Giter Club home page Giter Club logo

capsule-net-pytorch's Introduction

PyTorch CapsNet: Capsule Network for PyTorch

license completion No Maintenance Intended

A CUDA-enabled PyTorch implementation of CapsNet (Capsule Network) based on this paper: Sara Sabour, Nicholas Frosst, Geoffrey E Hinton. Dynamic Routing Between Capsules. NIPS 2017

The current test error is 0.21% and the best test error is 0.20%. The current test accuracy is 99.31% and the best test accuracy is 99.32%.

What is a Capsule

A Capsule is a group of neurons whose activity vector represents the instantiation parameters of a specific type of entity such as an object or object part.

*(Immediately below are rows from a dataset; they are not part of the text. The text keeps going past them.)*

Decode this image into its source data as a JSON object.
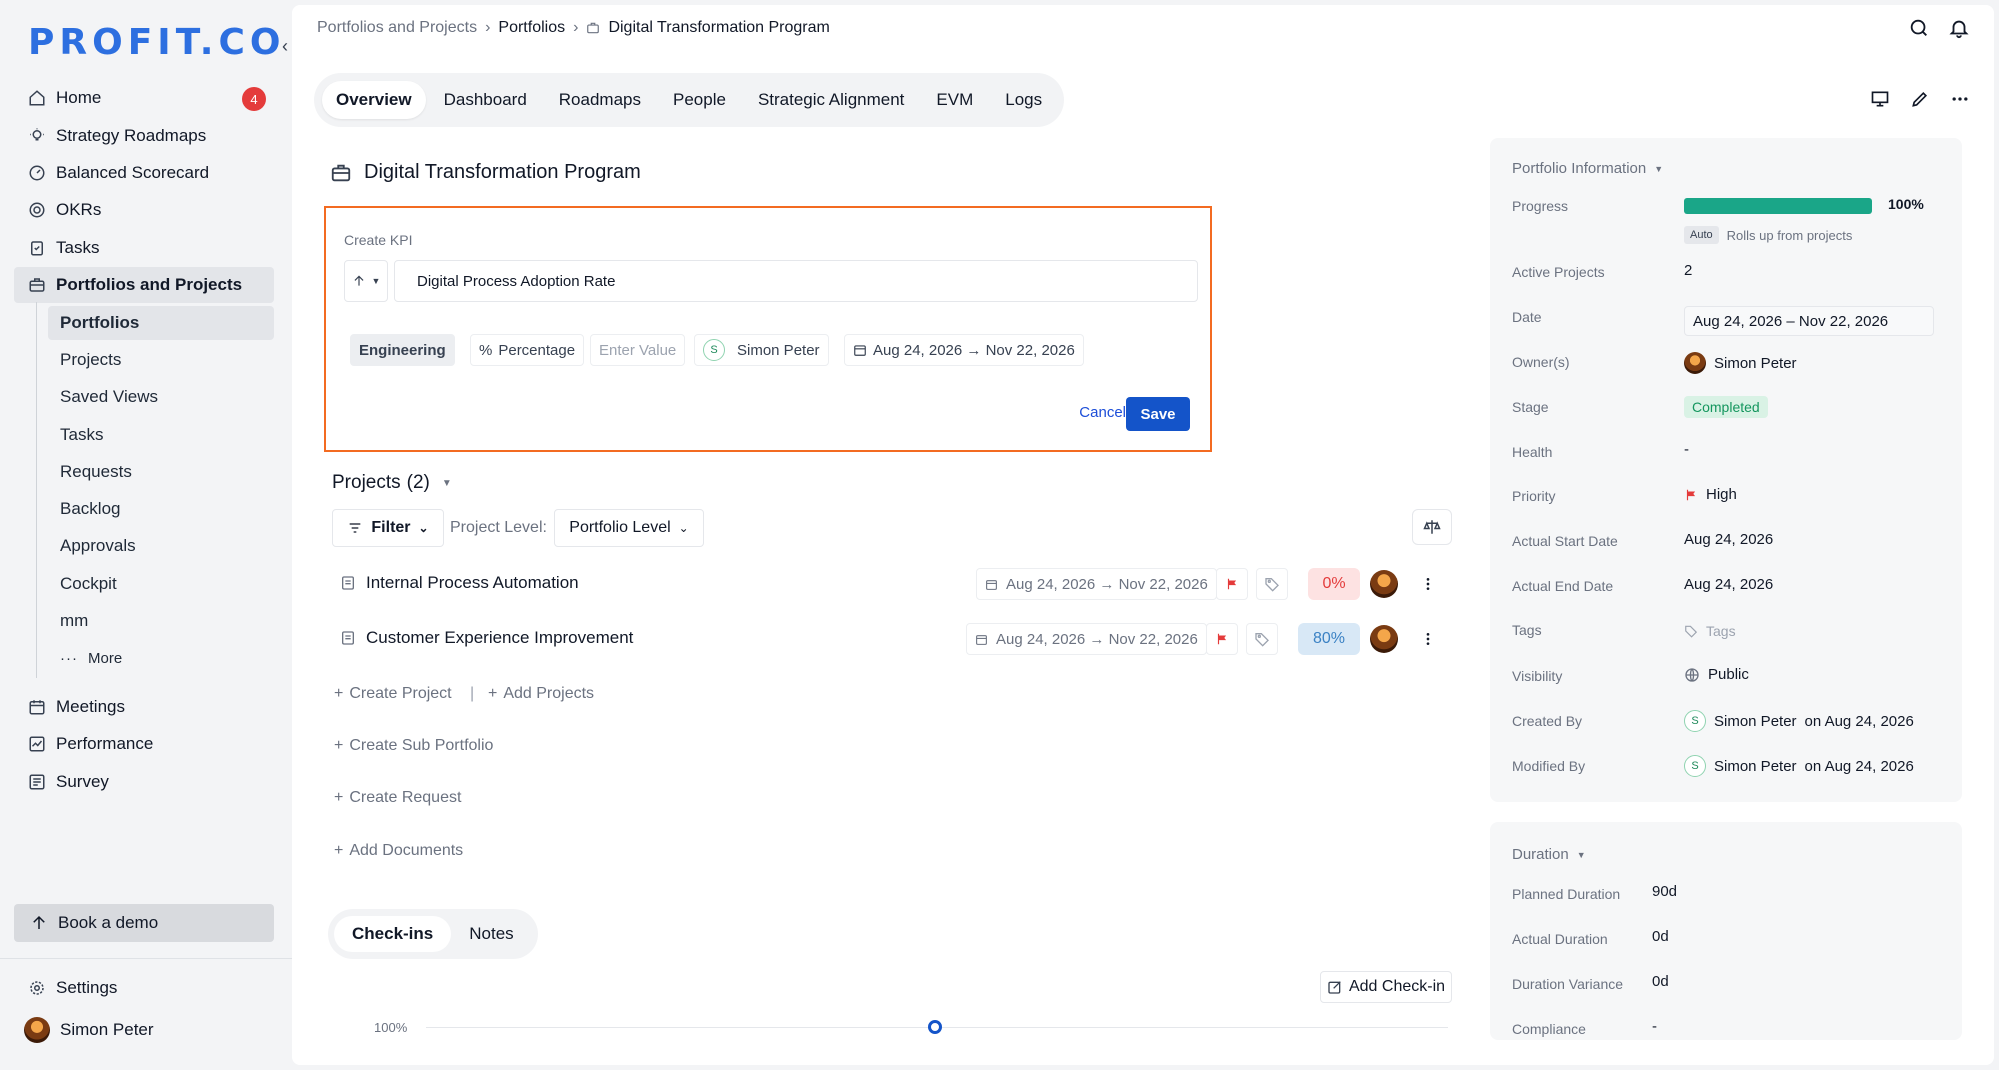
{
  "sidebar": {
    "logo": "PROFIT.CO",
    "nav": [
      {
        "label": "Home",
        "badge": "4"
      },
      {
        "label": "Strategy Roadmaps"
      },
      {
        "label": "Balanced Scorecard"
      },
      {
        "label": "OKRs"
      },
      {
        "label": "Tasks"
      },
      {
        "label": "Portfolios and Projects"
      }
    ],
    "sub": [
      "Portfolios",
      "Projects",
      "Saved Views",
      "Tasks",
      "Requests",
      "Backlog",
      "Approvals",
      "Cockpit",
      "mm",
      "More"
    ],
    "nav2": [
      "Meetings",
      "Performance",
      "Survey"
    ],
    "demo": "Book a demo",
    "settings": "Settings",
    "user": "Simon Peter"
  },
  "breadcrumb": [
    "Portfolios and Projects",
    "Portfolios",
    "Digital Transformation Program"
  ],
  "tabs": [
    "Overview",
    "Dashboard",
    "Roadmaps",
    "People",
    "Strategic Alignment",
    "EVM",
    "Logs"
  ],
  "page_title": "Digital Transformation Program",
  "kpi": {
    "label": "Create KPI",
    "name": "Digital Process Adoption Rate",
    "department": "Engineering",
    "unit": "Percentage",
    "value_placeholder": "Enter Value",
    "owner": "Simon Peter",
    "owner_initial": "S",
    "dates": "Aug 24, 2026 → Nov 22, 2026",
    "cancel": "Cancel",
    "save": "Save"
  },
  "projects": {
    "title": "Projects",
    "count": "(2)",
    "filter": "Filter",
    "level_label": "Project Level:",
    "level_value": "Portfolio Level",
    "rows": [
      {
        "name": "Internal Process Automation",
        "dates": "Aug 24, 2026 → Nov 22, 2026",
        "progress": "0%"
      },
      {
        "name": "Customer Experience Improvement",
        "dates": "Aug 24, 2026 → Nov 22, 2026",
        "progress": "80%"
      }
    ],
    "links": [
      "Create Project",
      "Add Projects",
      "Create Sub Portfolio",
      "Create Request",
      "Add Documents"
    ]
  },
  "bottom_tabs": [
    "Check-ins",
    "Notes"
  ],
  "add_checkin": "Add Check-in",
  "chart_axis": "100%",
  "portfolio_info": {
    "title": "Portfolio Information",
    "progress_label": "Progress",
    "progress_value": "100%",
    "progress_fraction": 1.0,
    "auto": "Auto",
    "rolls": "Rolls up from projects",
    "fields": [
      {
        "label": "Active Projects",
        "value": "2"
      },
      {
        "label": "Date",
        "value": "Aug 24, 2026 – Nov 22, 2026"
      },
      {
        "label": "Owner(s)",
        "value": "Simon Peter"
      },
      {
        "label": "Stage",
        "value": "Completed"
      },
      {
        "label": "Health",
        "value": "-"
      },
      {
        "label": "Priority",
        "value": "High"
      },
      {
        "label": "Actual Start Date",
        "value": "Aug 24, 2026"
      },
      {
        "label": "Actual End Date",
        "value": "Aug 24, 2026"
      },
      {
        "label": "Tags",
        "value": "Tags"
      },
      {
        "label": "Visibility",
        "value": "Public"
      },
      {
        "label": "Created By",
        "value": "Simon Peter",
        "on": "on Aug 24, 2026"
      },
      {
        "label": "Modified By",
        "value": "Simon Peter",
        "on": "on Aug 24, 2026"
      }
    ]
  },
  "duration": {
    "title": "Duration",
    "fields": [
      {
        "label": "Planned Duration",
        "value": "90d"
      },
      {
        "label": "Actual Duration",
        "value": "0d"
      },
      {
        "label": "Duration Variance",
        "value": "0d"
      },
      {
        "label": "Compliance",
        "value": "-"
      }
    ]
  },
  "colors": {
    "accent": "#1454c9",
    "highlight": "#f36b21",
    "success": "#1aa688",
    "danger": "#e43b3b"
  }
}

You can learn more about Capsule Networks here.

Why another CapsNet implementation?

I wanted a decent PyTorch implementation of CapsNet and I couldn't find one at the point when I started. The goal of this implementation is focus to help newcomers learn and understand the CapsNet architecture and the idea of Capsules. The implementation is NOT focus on rigorous correctness of the results. In addition, the codes are not optimized for speed. To help us read and understand the codes easier, the codes comes with ample comments and the Python classes and functions are documented with Python docstring.

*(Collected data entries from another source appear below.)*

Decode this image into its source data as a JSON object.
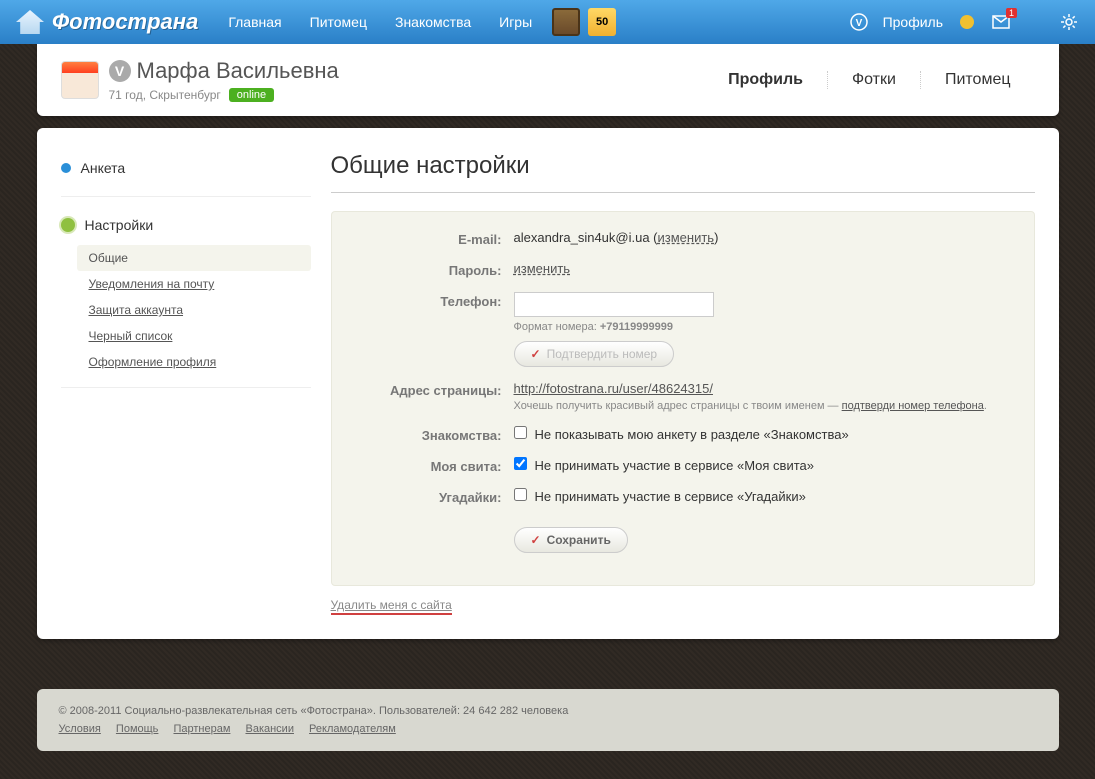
{
  "top": {
    "logo": "Фотострана",
    "nav": [
      "Главная",
      "Питомец",
      "Знакомства",
      "Игры"
    ],
    "profile_label": "Профиль",
    "msg_count": "1",
    "badge50": "50"
  },
  "user": {
    "name": "Марфа Васильевна",
    "sub": "71 год, Скрытенбург",
    "status": "online",
    "tabs": [
      "Профиль",
      "Фотки",
      "Питомец"
    ]
  },
  "sidebar": {
    "anketa": "Анкета",
    "settings": "Настройки",
    "items": [
      "Общие",
      "Уведомления на почту",
      "Защита аккаунта",
      "Черный список",
      "Оформление профиля"
    ]
  },
  "page": {
    "title": "Общие настройки",
    "email_l": "E-mail:",
    "email_v": "alexandra_sin4uk@i.ua",
    "change": "изменить",
    "pass_l": "Пароль:",
    "phone_l": "Телефон:",
    "phone_fmt_pre": "Формат номера: ",
    "phone_fmt": "+79119999999",
    "confirm_btn": "Подтвердить номер",
    "url_l": "Адрес страницы:",
    "url_v": "http://fotostrana.ru/user/48624315/",
    "url_hint_a": "Хочешь получить красивый адрес страницы с твоим именем — ",
    "url_hint_b": "подтверди номер телефона",
    "znak_l": "Знакомства:",
    "znak_t": "Не показывать мою анкету в разделе «Знакомства»",
    "svita_l": "Моя свита:",
    "svita_t": "Не принимать участие в сервисе «Моя свита»",
    "ugad_l": "Угадайки:",
    "ugad_t": "Не принимать участие в сервисе «Угадайки»",
    "save": "Сохранить",
    "delete": "Удалить меня с сайта"
  },
  "footer": {
    "copy": "©  2008-2011 Социально-развлекательная сеть «Фотострана». Пользователей: 24 642 282 человека",
    "links": [
      "Условия",
      "Помощь",
      "Партнерам",
      "Вакансии",
      "Рекламодателям"
    ]
  }
}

I will try my best to check and fix issues reported. Contributions are highly welcomed. If you find any bugs or errors in the codes, please do not hesitate to open an issue or a pull request. Thank you.

Status and Latest Updates:

See the CHANGELOG

Datasets

The model was trained on the standard MNIST data.

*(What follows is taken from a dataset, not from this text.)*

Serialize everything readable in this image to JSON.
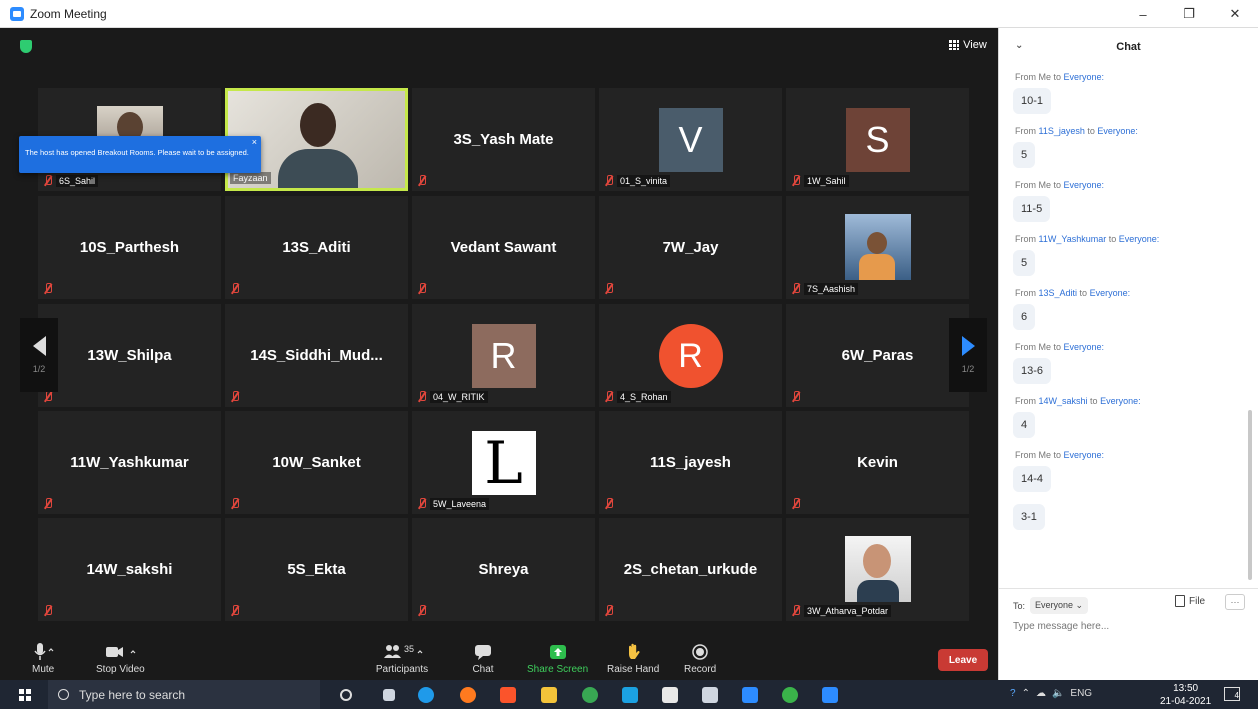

Note: you don't have to manually download, preprocess, and load the MNIST dataset as TorchVision will take care of this step for you.

I have tried using other datasets. See the Other Datasets section below for more details.

Requirements

  • Python 3
    • Tested with version 3.6.4
  • PyTorch
    • Tested with version 0.3.0.post4
    • Migrate existing code to work in version 0.4.0. [Work-In-Progress]
    • Code will not run with version 0.1.2 due to keepdim not available in this version.
    • Code will not run with version 0.2.0 due to softmax function doesn't takes a dimension.
  • CUDA 8 and above
    • Tested with CUDA 8 and CUDA 9.
  • TorchVision
  • tensorboardX
  • tqdm

Usage

Training and Evaluation

Step 1. Clone this repository with git and install project dependencies.

$ git clone https://github.com/cedrickchee/capsule-net-pytorch.git
$ cd capsule-net-pytorch
$ pip install -r requirements.txt

Step 2. Start the CapsNet on MNIST training and evaluation:

  • Training with default settings:
$ python main.py
  • Training on 8 GPUs with 30 epochs and 1 routing iteration:
$ CUDA_VISIBLE_DEVICES=0,1,2,3,4,5,6,7 python main.py --epochs 30 --num-routing 1 --threads 16 --batch-size 128 --test-batch-size 128

Step 3. Test a pre-trained model:

If you have trained a model in Step 2 above, then the weights for the trained model will be saved to results/trained_model/model_epoch_10.pth. [WIP] Now just run the following command to get test results.

$ python main.py --is-training 0 --weights results/trained_model/model_epoch_10.pth

Pre-trained Model

You can download the weights for the pre-trained model from my Google Drive. We saved the weights (model state dict) and the optimizer state for the model at the end of every training epoch.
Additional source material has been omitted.